Klar schien so viel: Kern wird Josef Ostermayer wohl nicht halten – der Kulturminister ist als engster Vertrauter von Werner Faymann langfristig untragbar. Und für zwei Steirer, Infrastruktur-Minister Gerald Klug und Staatssekretärin Sonja Steßl, ist im Team ebenfalls kein Platz. Kolportierter Neuzugang: der steirische Verkehrslandesrat Jörg Leichtfried, der Klug politisch beerben könnte. Bildungsministerin Gabi Heinisch-Hosek wackelt zwar, sie hat aber die SPÖ-Frauen hinter sich.

So einig sich die SPÖ-Oberen sind, dass eine neu aufgestellte Sozialdemokratie auch von einem neuen Regierungsteam repräsentiert werden muss, so kompliziert wurde die Aufstellung der neuen Mannschaft.

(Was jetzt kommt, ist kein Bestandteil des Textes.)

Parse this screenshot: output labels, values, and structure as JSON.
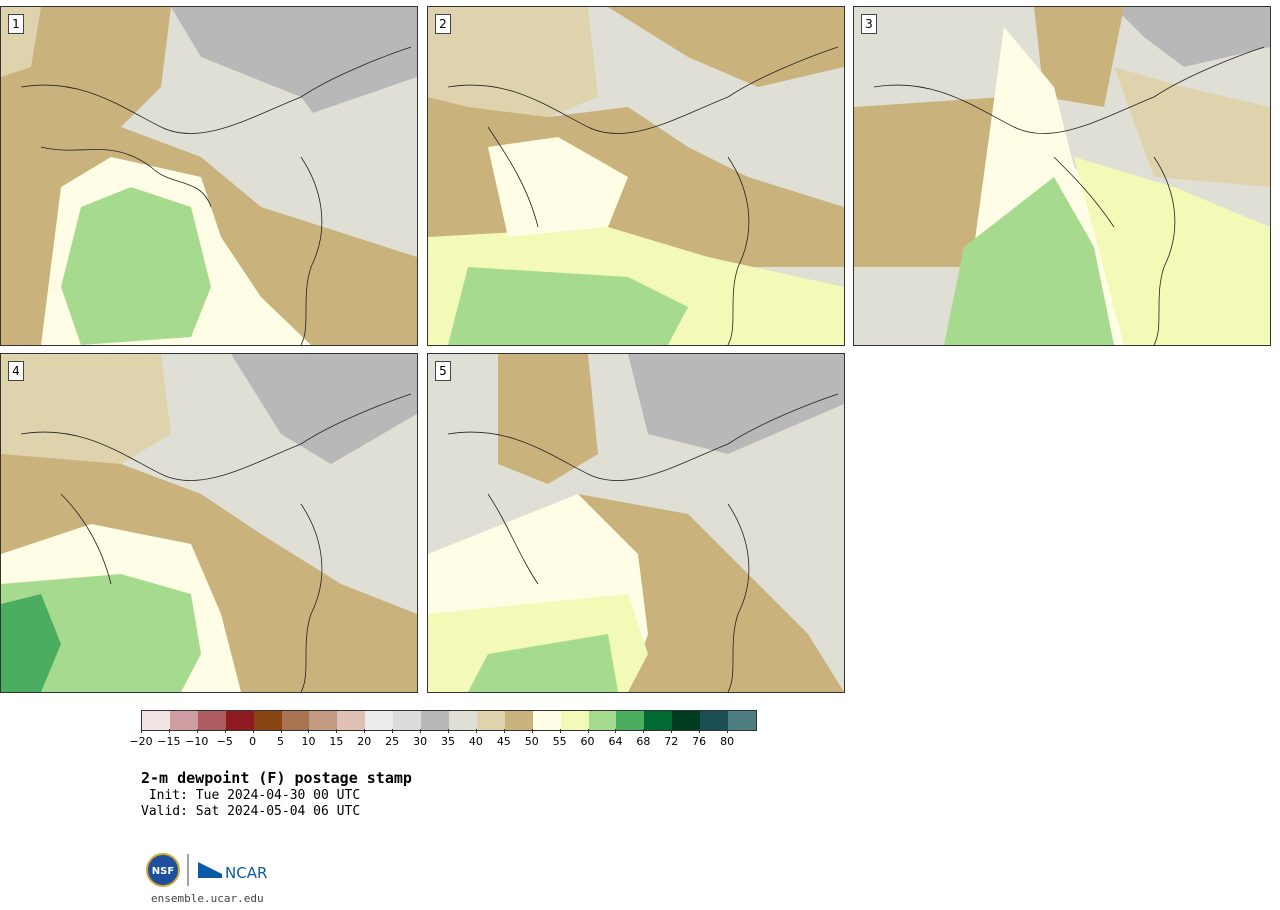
{
  "panels": [
    {
      "label": "1"
    },
    {
      "label": "2"
    },
    {
      "label": "3"
    },
    {
      "label": "4"
    },
    {
      "label": "5"
    }
  ],
  "colorbar": {
    "colors": [
      "#f2e4e4",
      "#cf9ea2",
      "#ad5c62",
      "#8e1a22",
      "#8a4515",
      "#aa7352",
      "#c39b83",
      "#dfc1b4",
      "#ececec",
      "#dcdcdc",
      "#b8b8b8",
      "#e0dfd6",
      "#dfd3ad",
      "#c9b27b",
      "#fffde5",
      "#f3f9b6",
      "#a6db8f",
      "#4aad5f",
      "#006a32",
      "#003c1f",
      "#1b4f55",
      "#4e7d82"
    ],
    "tick_labels": [
      "−20",
      "−15",
      "−10",
      "−5",
      "0",
      "5",
      "10",
      "15",
      "20",
      "25",
      "30",
      "35",
      "40",
      "45",
      "50",
      "55",
      "60",
      "64",
      "68",
      "72",
      "76",
      "80"
    ]
  },
  "title": "2-m dewpoint (F) postage stamp",
  "init": " Init: Tue 2024-04-30 00 UTC",
  "valid": "Valid: Sat 2024-05-04 06 UTC",
  "logos": {
    "nsf": "NSF",
    "ncar": "NCAR"
  },
  "url": "ensemble.ucar.edu"
}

Ein Name, der sich weiter hartnäckig hält, ist Alfred Noll. Der Jurist hat sich als Universitätsprofessor und Rechtsanwalt beim Urheberrecht und in Restitutionsfragen einen Namen gemacht. "Und er (Noll) soll im Regierungsteam jedenfalls eine Rolle spielen – entweder als Staatssekretär oder Minister", sagt ein Vertrauter von Christian Kern.

Der nun auch offiziell nominierte neue Parteichef kam am Freitag nicht zur SPÖ-Sitzung in das Wiener Rathaus. Er ging in die Hofburg, um mit Bundespräsident Heinz Fischer den Kurs der Regierung zu skizzieren. Geht’s nach Interimsparteichef Häupl, soll die SPÖ künftig deutlich mehr Akzente bei der "Standortfrage" setzen, sprich: Wirtschaftswachstum und Jobs sind die neuen Prioritäten der Roten.

Eine der größten Herausforderungen in Sachen Regierungsjobs ist nach wie vor das Paar Andreas Schieder und Sonja Wehsely. Die Gesundheitsstadträtin wird vor allem in Rathauskreisen als mögliche Ministerin kolportiert. Sollte sie in den Bund wechseln, wäre ihr ihr Lebenspartner "im Weg" – eine Ministerin, die vom Klubobmann, mit dem sie liiert ist, im Parlament gegen die Opposition verteidigt wird, ergibt mehr als eine schiefe Optik.

Möglicher Ausweg: Schieder wechselt nach Wien. Allerdings müsste dafür wiederum die Stadtregierung umgebildet werden.

Ein zweiter erschwerender Faktor waren einige überraschende Absagen: Kern will die Frauen-Quote im Führungsteam heben.

Doch mit Top-Managerin Monika Kircher und Finanz-Politikerin Gabi Schaunig hatten ihm zwei Kandidatinnen einen Korb gegeben.

Die Gefahr einer Spaltung der Partei wegen inhaltlicher oder personeller Fragen sieht Michael Häupl nicht, im Gegenteil: "Christian Kern ist jemand, der Gräben überwindet – oder sie sogar zuschüttet."

Was aus Gerald Klug & Co. wird?

Was wird aus jenen Roten, die unter Kanzler Christian Kern möglicherweise nicht mehr mit von der Regierungspartie sein dürfen?

Josef Ostermayer:

Der Burgenländer war Intimus und Handlanger von Kerns Vorgänger Werner Faymann. Wohin sich der Kanzleramtsminister, der derzeit mit Kultur- und Medienagenden betraut ist, beruflich wenden würde, ist offen. Ein Nationalratsmandat hat er nicht.

Gabriele Heinisch-Hosek:

Die bisherige glücklose Bildungsministerin war ursprünglich Lehrerin. Die Niederösterreicherin hat ein Nationalratsmandat; kann dieses also wieder annehmen.
Gerald KlugDer ehemalige Bundesratsabgeordnete aus der Steiermark, der Verteidigungsminister war, seit einigen Monaten Infrastrukturminister ist, könnte in das Parlament zurückkehren.

Alois Stöger:

Der Oberösterreicher war Gesundheits-, dann Infrastrukturminister. Als Rudolf Hundstorfer für die Hofburg kandidierte, übernahm Stöger das Sozialressort. Er könnte in sein Heimatbundesland zurückkehren – und die dortige SPÖ übernehmen.

Sonja Steßl:

Die Staatssekretärin aus der Steiermark könnte erneut im Hohen Haus Platz nehmen.